First, apply LogTransform() to the featuredata matrix, specifying a base (default: natural logarithm e) and deciding whether to save the output. Then apply NormScaling() to the log-transformed featuredata, selecting a scaling method ('median', 'mean', 'sum', or 'ref' with a reference vector) to standardize signal intensity across samples. Alternatively, chain both transformations via NormCombined() with methods=c('rlsc', 'median') or equivalent, which streamlines the workflow. The order matters: log transformation should precede scaling to ensure variance stabilization occurs before magnitude normalization. Set lg=TRUE in functions like NormQcsamples() to apply log transformation as part of a broader normalization pipeline.

## Related tools

- **NormalizeMets** (R package providing LogTransform, NormScaling, and NormCombined functions for integrated log transformation and scaling of metabolomics feature data) — github.com/metabolomicstats/NormalizeMets
- **R** (Statistical computing environment in which LogTransform and NormScaling functions are executed)
- **RStudio** (IDE for interactive execution and debugging of NormalizeMets transformations)

## Examples

```
data(Didata); featuredata_log <- LogTransform(Didata$featuredata, base=exp(1), saveoutput=FALSE); featuredata_normalized <- NormScaling(featuredata_log, method='median')
```

## Evaluation signals

- LogTransform output featuredata contains no negative or infinite values; all entries are finite real numbers on the log scale.
- NormScaling output exhibits expected central tendency: median of scaled values should equal the reference (median=1, mean=1 for mean scaling, or sum=constant for sum scaling).
- PCA or RLA plots post-transformation show reduced batch-driven clustering and more homogeneous variance across samples compared to raw data.
- Distribution of log-transformed metabolite intensities approximates normality (checked via Q-Q plots or Shapiro-Wilk test) more closely than untransformed data.
- Comparison of normalized vs. raw data confirms outliers are less influential and technical drift patterns are attenuated.

## Limitations

- Log transformation assumes all feature intensities are positive; zero or missing values require prior imputation or offset addition to avoid domain errors.
- Scaling method choice (median, mean, sum, ref) introduces a subjective decision point; the article does not provide explicit guidance on selection criteria for different study designs.
- Over-normalization can occur if log transformation is applied after other normalization steps; the order and combination of methods must be carefully planned.
- The NormalizeMets package vignette recommends assessing normalization method effectiveness before committing to a pipeline, but no automated selection criterion is provided in the article.

## Evidence

- [other] LogTransform function definition and purpose: "A metabolomics data matrix in the _featuredata_ format can be transformed using the following function.

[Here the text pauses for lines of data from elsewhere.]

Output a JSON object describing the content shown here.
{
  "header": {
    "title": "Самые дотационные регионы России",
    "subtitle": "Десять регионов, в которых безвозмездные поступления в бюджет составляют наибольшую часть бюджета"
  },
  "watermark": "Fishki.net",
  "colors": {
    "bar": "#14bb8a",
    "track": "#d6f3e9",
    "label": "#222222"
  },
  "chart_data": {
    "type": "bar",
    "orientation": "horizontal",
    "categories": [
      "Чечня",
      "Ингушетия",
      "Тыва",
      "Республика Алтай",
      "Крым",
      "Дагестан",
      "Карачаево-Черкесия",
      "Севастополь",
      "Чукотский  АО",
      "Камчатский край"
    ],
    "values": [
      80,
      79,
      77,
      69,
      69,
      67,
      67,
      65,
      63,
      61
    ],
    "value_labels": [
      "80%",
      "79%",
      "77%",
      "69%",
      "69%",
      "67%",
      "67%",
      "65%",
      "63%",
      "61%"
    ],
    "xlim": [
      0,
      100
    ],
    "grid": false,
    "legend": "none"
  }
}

LogTransform <- function(featuredata, base=exp(1), saveoutput=FALSE,"
- [other] NormScaling function definition: "NormScaling<-function(featuredata, method = c("median", "mean", "sum", "ref"), refvec = NULL"
- [other] Combined normalization workflow including log transformation: "NormCombined<-function(featuredata, methods = c("rlsc", "median"), savefinaloutput = FALSE, finaloutputname = NULL"
- [other] Log transformation parameter in RLSC normalization: "NormQcsamples<- function(featuredata, sampledata, method = c("rlsc"), span = 0, deg = 2, lg = TRUE"
- [readme] Metabolomics data variability rationale: "Metabolomics data are inevitably subject to a component of unwanted variation, due to factors such as batch effects, matrix effects, and confounding biological variation."